Les prix du matériel informatique pourraient subir une nouvelle pression aux États-Unis. L’administration Trump envisagerait une nouvelle série de droits de douane visant les semi-conducteurs, avec une particularité importante : les taxes pourraient également concerner les produits qui intègrent ces puces, comme les ordinateurs portables, consoles de jeux et serveurs.
À retenir
- L’administration Trump serait en train d’évaluer de nouvelles taxes sur les semiconducteurs
- En cas d’entrée en vigueur, celles-ci pourraient avoir un impact catastrophique sur les prix des appareils électroniques
- Avec cette taxe, l’administration souhaiterait faire pression pour que plus de puces soient fabriquées sur le sol américain
Le projet n’est toutefois pas encore officiel. Selon The Guardian, qui relaie des informations de Politico, le dispositif est toujours en discussion et pourrait être largement modifié dans les prochaines semaines ou prochains mois. La Maison-Blanche appelle d’ailleurs à considérer avec prudence les informations concernant des mesures qui n’ont pas encore été annoncées.
Les PC et consoles pourraient être directement concernés
Taxer uniquement les semi-conducteurs importés aurait déjà des conséquences pour les fabricants américains. Mais le projet envisagé irait plus loin en appliquant également des droits de douane à certains produits finis contenant ces composants.
Un PC portable assemblé en Asie puis importé aux États-Unis pourrait ainsi être concerné, tout comme une console de jeux ou un serveur destiné à un data center.
Pour les fabricants, plusieurs options seraient alors possibles : absorber tout ou partie de la taxe en réduisant leurs marges, négocier avec leurs fournisseurs ou répercuter la hausse sur leurs tarifs.
Cette dernière possibilité fait naturellement planer le risque de nouvelles augmentations pour les consommateurs américains.
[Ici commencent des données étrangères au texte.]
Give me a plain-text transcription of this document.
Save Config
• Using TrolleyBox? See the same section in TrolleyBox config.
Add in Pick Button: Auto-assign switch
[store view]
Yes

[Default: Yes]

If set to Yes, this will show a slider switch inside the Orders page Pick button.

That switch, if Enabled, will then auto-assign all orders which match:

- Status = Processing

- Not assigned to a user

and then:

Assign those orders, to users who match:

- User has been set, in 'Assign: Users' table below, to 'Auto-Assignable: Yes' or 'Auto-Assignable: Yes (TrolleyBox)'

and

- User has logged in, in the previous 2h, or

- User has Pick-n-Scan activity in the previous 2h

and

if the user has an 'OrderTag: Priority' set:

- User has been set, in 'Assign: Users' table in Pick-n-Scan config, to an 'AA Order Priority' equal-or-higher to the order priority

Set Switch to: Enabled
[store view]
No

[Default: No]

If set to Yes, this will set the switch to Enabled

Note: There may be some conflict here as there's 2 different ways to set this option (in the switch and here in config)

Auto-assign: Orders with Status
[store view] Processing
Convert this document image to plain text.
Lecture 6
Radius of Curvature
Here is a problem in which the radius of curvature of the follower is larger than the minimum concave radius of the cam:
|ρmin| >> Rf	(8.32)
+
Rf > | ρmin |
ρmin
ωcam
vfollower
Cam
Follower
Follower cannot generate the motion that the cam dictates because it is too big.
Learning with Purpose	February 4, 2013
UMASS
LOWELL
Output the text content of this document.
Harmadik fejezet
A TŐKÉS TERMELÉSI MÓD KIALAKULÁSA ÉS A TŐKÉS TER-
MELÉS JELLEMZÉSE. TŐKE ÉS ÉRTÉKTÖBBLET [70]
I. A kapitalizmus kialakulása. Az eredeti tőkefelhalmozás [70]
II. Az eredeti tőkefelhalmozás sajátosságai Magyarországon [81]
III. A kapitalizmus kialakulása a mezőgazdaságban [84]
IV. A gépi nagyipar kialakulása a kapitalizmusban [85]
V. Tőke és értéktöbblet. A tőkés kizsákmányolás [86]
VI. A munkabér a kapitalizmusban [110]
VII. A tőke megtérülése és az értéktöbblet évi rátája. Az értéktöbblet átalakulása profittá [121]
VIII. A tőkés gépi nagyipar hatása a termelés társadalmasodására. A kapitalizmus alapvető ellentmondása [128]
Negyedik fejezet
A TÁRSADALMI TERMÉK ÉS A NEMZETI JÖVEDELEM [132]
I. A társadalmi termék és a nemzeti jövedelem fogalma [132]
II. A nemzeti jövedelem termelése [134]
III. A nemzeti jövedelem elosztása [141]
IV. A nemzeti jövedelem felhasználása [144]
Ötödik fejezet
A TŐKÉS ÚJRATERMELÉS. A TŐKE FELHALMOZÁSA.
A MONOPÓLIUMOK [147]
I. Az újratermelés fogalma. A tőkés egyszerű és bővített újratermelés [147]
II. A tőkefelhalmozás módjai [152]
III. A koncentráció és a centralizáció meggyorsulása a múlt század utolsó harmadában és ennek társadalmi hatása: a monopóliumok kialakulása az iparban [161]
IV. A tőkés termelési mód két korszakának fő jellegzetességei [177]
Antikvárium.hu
Un mauvais timing pour les prix du matériel
Ces potentielles taxes arriveraient surtout dans un contexte déjà compliqué pour le secteur.
La demande liée à l’intelligence artificielle exerce une pression considérable sur certaines catégories de composants. Les fabricants de mémoire consacrent davantage de capacités aux produits destinés aux accélérateurs et serveurs IA, ce qui a contribué à tendre l’approvisionnement de composants plus conventionnels utilisés dans les PC et smartphones.
Les tarifs douaniers pourraient donc ajouter une pression supplémentaire à des coûts de composants déjà élevés.
Un précédent montre également que les entreprises peuvent rapidement répercuter ce type de mesure. En 2025, Micron avait informé certains clients américains de l’application d’une surcharge sur plusieurs produits afin de compenser de nouveaux droits de douane.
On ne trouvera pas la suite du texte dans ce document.